Agiscono in maniera convergente due dinamiche negative. C’è un discorso più generale che riguarda la diffusione di un sentimento sociale di rancore collettivo che finisce indirettamente (ma neanche troppo indirettamente) per legittimare l’odio come categoria politica. E c’è un discorso più specifico che investe la questione degli immigrati. Questione capitale del nostro tempo, con implicazioni sociali di enorme rilevanza e complessità, su cui proprio per questo la politica dovrebbe dare il meglio di sé, nell’inquadrare correttamente il problema e, conseguentemente, nel proporre soluzioni all’altezza dei valori in gioco.
Pochi giorni fa l’Eurispes, sulla base di un sondaggio recentissimo, confermava ancora una volta la percezione totalmente alterata che gli italiani hanno della presenza degli stranieri nel nostro Paese. Senza nulla togliere alla responsabilità dei cittadini di informarsi adeguatamente, ci sono partiti che avallano o alimentano costantemente l’equivoco su una presunta “invasione”, messaggio che fa breccia soprattutto nelle fasce sociali più deboli e quindi più insicure, il cui disagio andrebbe preso in carico seriamente e non strumentalizzato a fini di consenso. Invece questa campagna elettorale ci ha regalato persino la perla di sentire “evocare discorsi sulla razza che pensavamo fossero sepolti definitivamente”, per usare le parole del cardinale Bassetti.

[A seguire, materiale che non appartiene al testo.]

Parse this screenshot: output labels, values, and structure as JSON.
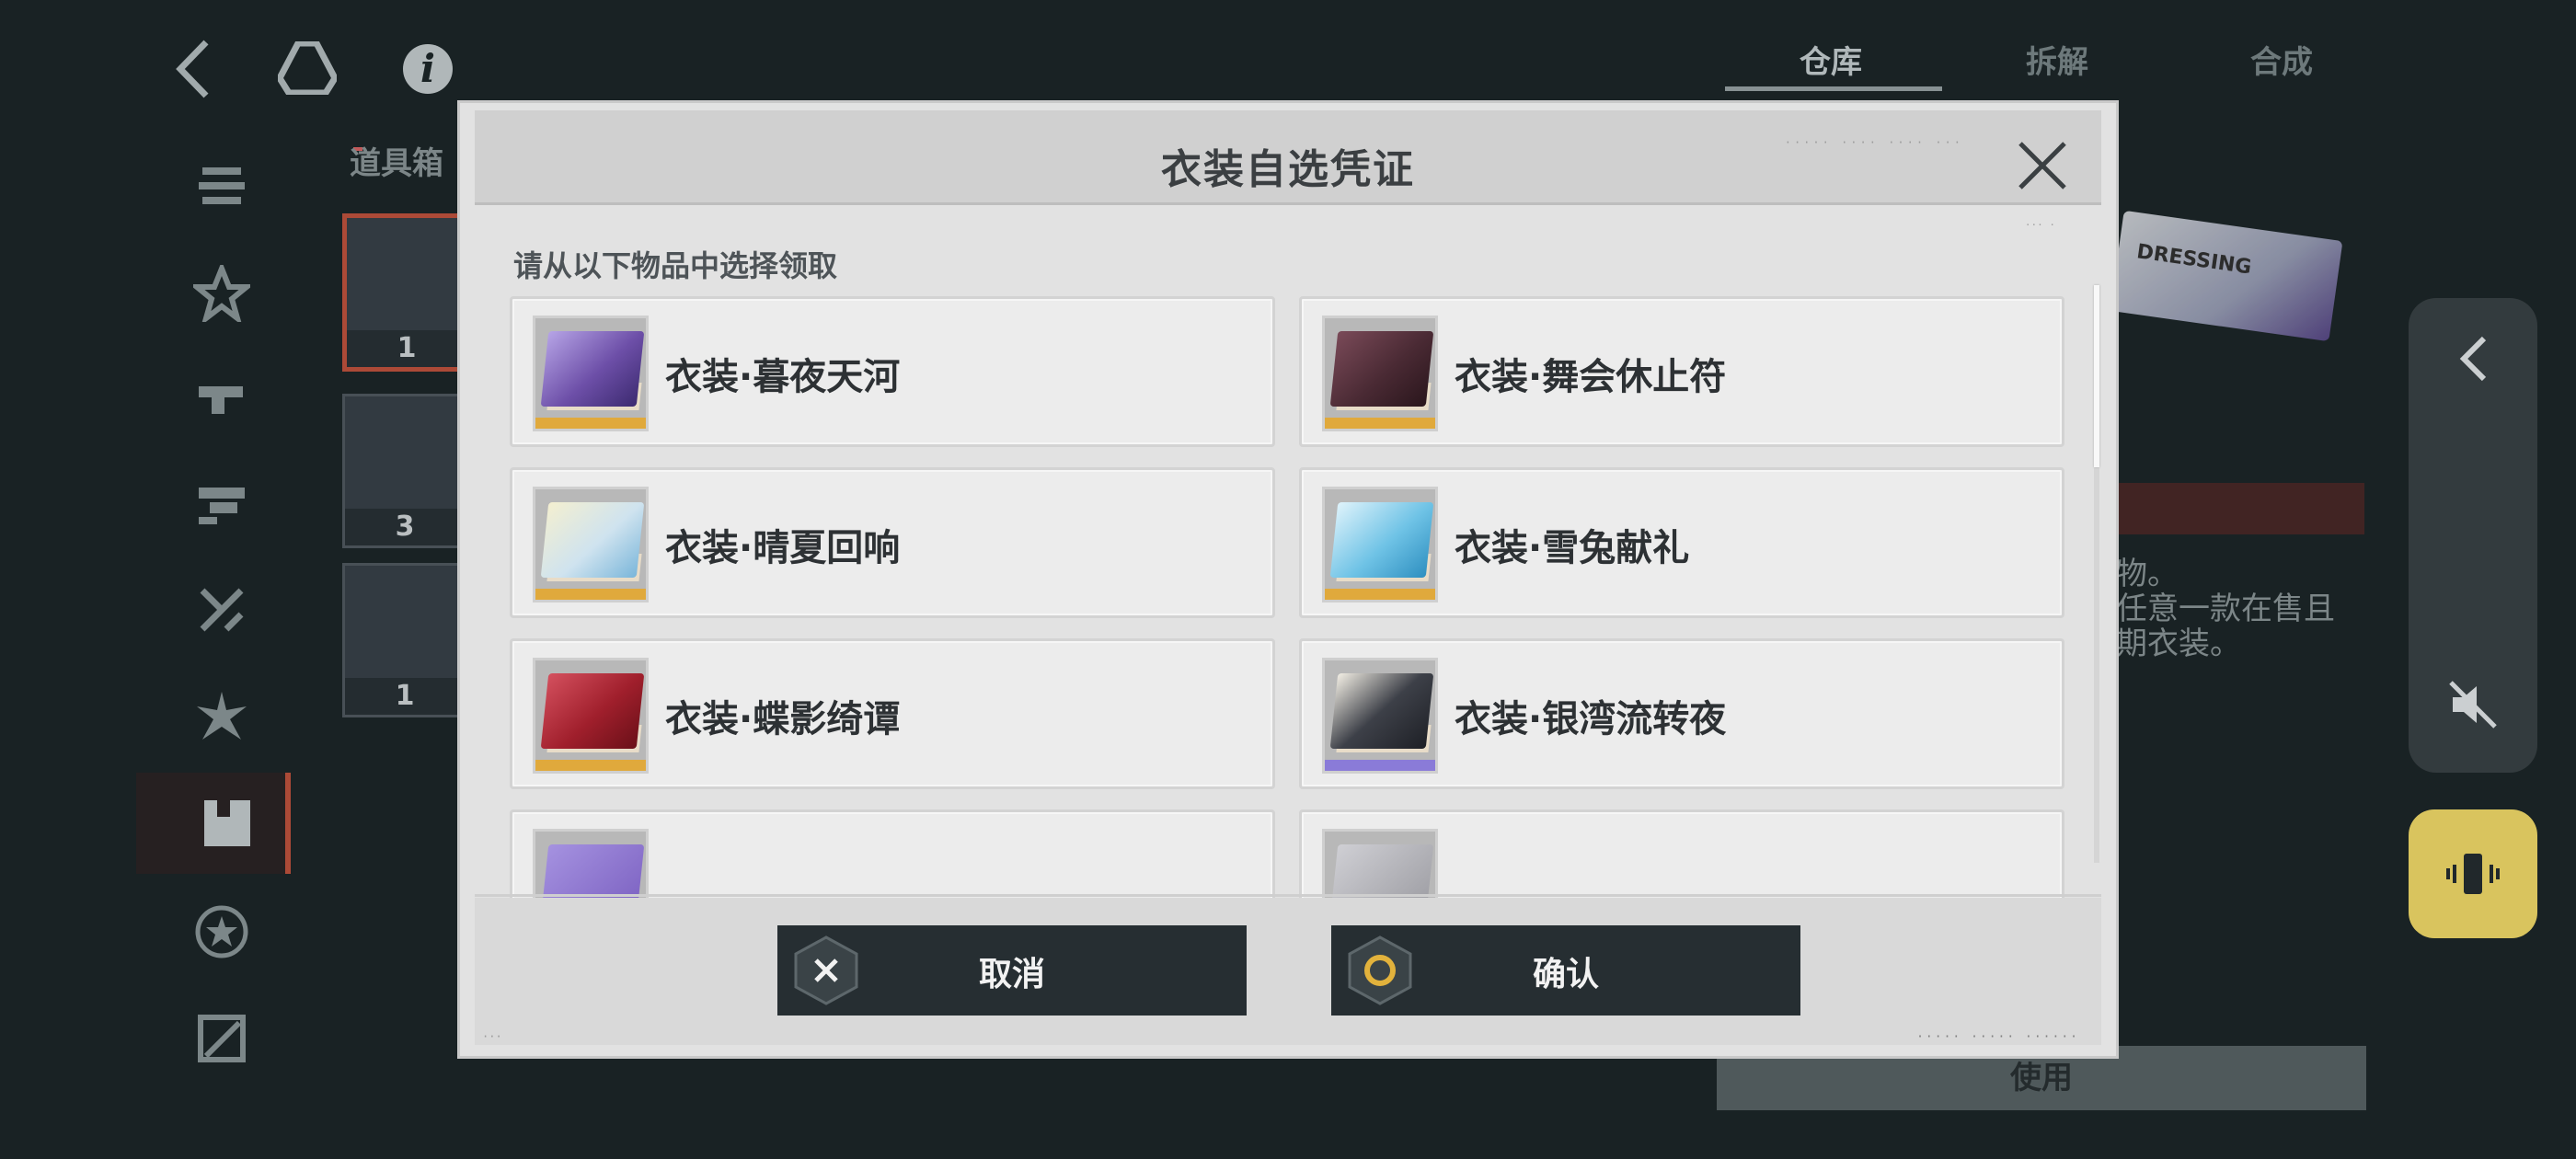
{
  "background": {
    "top_tabs": [
      "仓库",
      "拆解",
      "合成"
    ],
    "items_section_label": "道具箱",
    "inventory_counts": [
      "1",
      "3",
      "1"
    ],
    "right_panel_lines": [
      "物。",
      "任意一款在售且",
      "期衣装。"
    ],
    "use_button": "使用",
    "right_card_text": "DRESSING"
  },
  "modal": {
    "title": "衣装自选凭证",
    "prompt": "请从以下物品中选择领取",
    "options": [
      {
        "name": "衣装·暮夜天河",
        "rarity_color": "#e0a93c",
        "box_color": "#6d4fa8"
      },
      {
        "name": "衣装·舞会休止符",
        "rarity_color": "#e0a93c",
        "box_color": "#4a2a34"
      },
      {
        "name": "衣装·晴夏回响",
        "rarity_color": "#e0a93c",
        "box_color": "#cfe3ef"
      },
      {
        "name": "衣装·雪兔献礼",
        "rarity_color": "#e0a93c",
        "box_color": "#6fc3e6"
      },
      {
        "name": "衣装·蝶影绮谭",
        "rarity_color": "#e0a93c",
        "box_color": "#a01f2c"
      },
      {
        "name": "衣装·银湾流转夜",
        "rarity_color": "#8a7bd8",
        "box_color": "#3d4048"
      },
      {
        "name": "",
        "rarity_color": "#e0a93c",
        "box_color": "#7a5fc0"
      },
      {
        "name": "",
        "rarity_color": "#e0a93c",
        "box_color": "#9a9aa0"
      }
    ],
    "cancel_label": "取消",
    "confirm_label": "确认"
  },
  "colors": {
    "accent_red": "#c4553f",
    "button_dark": "#262e32",
    "vibrate_yellow": "#f7e06b"
  }
}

Se nelle poche settimane che ci separano dal voto la politica si dimostrasse capace di un cambio di marcia e di toni, forse potrebbe recuperare un po’ di quell’autorevolezza. Se questo chiama in causa i partiti, la risposta più efficace è però nelle mani degli elettori. Innanzitutto con la partecipazione al voto, evidentemente, e poi valutando le opzioni in campo con consapevolezza e senso di responsabilità. Per decidere con la testa e non con la pancia.